Code Ann. 38-411 provides that "[t]o make a confession admissible, it must have been made voluntarily, without being induced by another, by the slightest hope of benefit or remotest fear of injury." We do not think that a confession acquired under the circumstances here meets this criterion. Johnson v. State, 238 Ga. 27 (230 SE2d 849) (1976)
; Robinson v. State, 229 Ga. 14 (189 SE2d 53) (1972)
; Turner v. State, 203 Ga. 770 (48 SE2d 522) (1948)
; King v. State, 155 Ga. 707 (118 SE 368) (1923)

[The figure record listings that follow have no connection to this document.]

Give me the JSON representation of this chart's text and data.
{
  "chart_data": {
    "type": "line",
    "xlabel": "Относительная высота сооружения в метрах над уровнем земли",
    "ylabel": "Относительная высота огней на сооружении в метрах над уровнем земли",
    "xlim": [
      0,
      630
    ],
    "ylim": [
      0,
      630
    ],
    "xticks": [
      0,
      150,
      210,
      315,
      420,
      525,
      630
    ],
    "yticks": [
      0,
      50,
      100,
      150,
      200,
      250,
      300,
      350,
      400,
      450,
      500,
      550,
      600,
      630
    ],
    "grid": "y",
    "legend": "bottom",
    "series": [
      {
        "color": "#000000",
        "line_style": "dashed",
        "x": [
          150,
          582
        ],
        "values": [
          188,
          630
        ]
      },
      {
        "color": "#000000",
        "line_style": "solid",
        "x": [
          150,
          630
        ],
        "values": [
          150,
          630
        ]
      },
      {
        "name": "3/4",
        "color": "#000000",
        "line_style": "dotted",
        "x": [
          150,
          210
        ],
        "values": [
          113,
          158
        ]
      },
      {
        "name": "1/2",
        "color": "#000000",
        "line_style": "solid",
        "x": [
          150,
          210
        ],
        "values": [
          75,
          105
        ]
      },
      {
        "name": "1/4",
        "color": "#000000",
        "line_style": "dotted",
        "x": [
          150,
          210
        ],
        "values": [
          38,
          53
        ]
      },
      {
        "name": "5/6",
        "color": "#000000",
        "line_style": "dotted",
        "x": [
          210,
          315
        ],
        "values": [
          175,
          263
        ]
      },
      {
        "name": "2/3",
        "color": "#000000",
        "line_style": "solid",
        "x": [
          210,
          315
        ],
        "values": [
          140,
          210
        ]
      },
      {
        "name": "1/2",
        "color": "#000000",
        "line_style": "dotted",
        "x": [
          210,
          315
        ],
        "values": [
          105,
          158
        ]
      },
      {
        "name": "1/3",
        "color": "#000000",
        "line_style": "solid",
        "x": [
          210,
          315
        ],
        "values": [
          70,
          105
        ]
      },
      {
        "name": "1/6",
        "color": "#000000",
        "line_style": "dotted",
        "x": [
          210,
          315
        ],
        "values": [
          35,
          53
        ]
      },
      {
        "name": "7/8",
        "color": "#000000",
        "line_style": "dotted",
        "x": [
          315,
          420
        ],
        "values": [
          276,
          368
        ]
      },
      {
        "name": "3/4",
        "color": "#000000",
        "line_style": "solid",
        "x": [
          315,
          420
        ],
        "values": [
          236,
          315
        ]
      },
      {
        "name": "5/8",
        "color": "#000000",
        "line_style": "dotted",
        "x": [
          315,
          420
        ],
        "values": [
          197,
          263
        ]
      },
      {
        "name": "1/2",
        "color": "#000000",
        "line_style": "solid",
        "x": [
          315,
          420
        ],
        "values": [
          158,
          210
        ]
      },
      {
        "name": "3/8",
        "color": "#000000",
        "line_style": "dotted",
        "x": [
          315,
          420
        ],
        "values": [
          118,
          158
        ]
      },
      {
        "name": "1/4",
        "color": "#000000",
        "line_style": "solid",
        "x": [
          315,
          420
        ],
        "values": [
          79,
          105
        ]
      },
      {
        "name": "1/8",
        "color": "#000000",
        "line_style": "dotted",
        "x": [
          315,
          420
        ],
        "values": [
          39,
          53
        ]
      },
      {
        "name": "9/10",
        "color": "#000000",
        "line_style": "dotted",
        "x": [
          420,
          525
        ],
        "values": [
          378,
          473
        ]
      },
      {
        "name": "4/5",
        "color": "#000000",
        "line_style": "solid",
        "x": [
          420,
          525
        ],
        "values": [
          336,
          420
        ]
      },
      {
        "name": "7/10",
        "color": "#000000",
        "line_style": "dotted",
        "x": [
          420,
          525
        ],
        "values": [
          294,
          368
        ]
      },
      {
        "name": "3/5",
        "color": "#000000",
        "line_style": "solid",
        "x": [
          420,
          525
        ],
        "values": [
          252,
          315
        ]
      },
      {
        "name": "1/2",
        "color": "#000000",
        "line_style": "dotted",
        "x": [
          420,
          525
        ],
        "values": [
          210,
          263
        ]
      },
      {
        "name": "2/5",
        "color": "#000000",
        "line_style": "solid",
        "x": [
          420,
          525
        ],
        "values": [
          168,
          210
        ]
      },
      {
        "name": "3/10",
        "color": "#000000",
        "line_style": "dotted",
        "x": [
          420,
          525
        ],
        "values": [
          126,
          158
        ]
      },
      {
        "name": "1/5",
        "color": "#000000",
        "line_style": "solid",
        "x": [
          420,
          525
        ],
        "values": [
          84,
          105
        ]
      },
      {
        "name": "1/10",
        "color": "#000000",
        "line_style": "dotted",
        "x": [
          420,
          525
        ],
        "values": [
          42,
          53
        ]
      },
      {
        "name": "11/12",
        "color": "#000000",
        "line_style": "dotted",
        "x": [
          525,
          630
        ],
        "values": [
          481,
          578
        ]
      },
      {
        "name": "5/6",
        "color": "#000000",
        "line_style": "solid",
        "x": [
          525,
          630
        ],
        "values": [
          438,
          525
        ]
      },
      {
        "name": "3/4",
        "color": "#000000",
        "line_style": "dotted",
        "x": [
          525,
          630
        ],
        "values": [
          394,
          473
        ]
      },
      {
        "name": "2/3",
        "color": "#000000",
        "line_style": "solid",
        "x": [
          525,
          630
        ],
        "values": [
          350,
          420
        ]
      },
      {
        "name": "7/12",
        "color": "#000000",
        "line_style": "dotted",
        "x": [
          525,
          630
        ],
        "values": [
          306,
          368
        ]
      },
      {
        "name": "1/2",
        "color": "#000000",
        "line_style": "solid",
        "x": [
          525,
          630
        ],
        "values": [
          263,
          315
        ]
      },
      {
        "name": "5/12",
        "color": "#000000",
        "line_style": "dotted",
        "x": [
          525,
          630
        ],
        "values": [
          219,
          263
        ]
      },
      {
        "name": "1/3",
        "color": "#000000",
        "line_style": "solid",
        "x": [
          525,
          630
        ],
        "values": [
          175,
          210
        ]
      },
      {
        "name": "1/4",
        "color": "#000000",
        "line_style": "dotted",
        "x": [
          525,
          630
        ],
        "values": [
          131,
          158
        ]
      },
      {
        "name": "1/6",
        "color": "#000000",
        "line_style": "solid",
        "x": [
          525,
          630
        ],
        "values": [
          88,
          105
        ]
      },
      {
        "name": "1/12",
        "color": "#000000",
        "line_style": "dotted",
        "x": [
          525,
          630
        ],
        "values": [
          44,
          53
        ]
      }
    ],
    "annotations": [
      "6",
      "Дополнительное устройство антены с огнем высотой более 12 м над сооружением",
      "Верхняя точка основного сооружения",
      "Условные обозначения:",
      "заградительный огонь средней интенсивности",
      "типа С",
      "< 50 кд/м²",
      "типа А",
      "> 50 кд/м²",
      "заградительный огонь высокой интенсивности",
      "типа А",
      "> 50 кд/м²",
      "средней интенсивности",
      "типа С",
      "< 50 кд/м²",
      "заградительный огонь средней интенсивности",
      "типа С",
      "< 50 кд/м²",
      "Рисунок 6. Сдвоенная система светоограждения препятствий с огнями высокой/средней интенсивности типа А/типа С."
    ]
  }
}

In Johnson v. State, supra, the defendant agreed to tell what he knew in exchange for recommendation of twenty years. When he refused to go further and testify against his co-defendants after he confessed, the state withdrew its offer and used the confession against the defendant. We reversed. In the case before us, it is Williams, not the state, who has refused to carry out the bargain. However, the same principle is involved. This is a risk the state must take if it seeks to induce the co-operation of an accused, and amounts to no more than the withdrawal of a guilty plea. To rule otherwise would be contrary to the clear intention of the statute that a confession induced by the slightest hope of benefit or remotest fear of injury may not be used against a defendant. On this basis, the judgment must be reversed.
2. Williams also enumerates as error the denial of a commitment hearing within seventy-two hours of his arrest or return to Georgia from Massachusetts. He was arrested on July 12, 1976, and indicted on July 21, 1976. He raised this issue for the first time by motion during his trial. We find no error. State v. Middlebrooks, 236 Ga. 52 (222 SE2d 343) (1976)
; Phillips v. Stynchcombe, 231 Ga. 430 (202 SE2d 26) (1973)
Because of our decision in Division 1, however, the judgment must be reversed.
Richard E. Allen, District Attorney, Gayle B. Hamrick, Assistant District Attorney, Arthur K. Bolton, Attorney General, B. Dean Grindle, Jr., Assistant Attorney General, for appellee.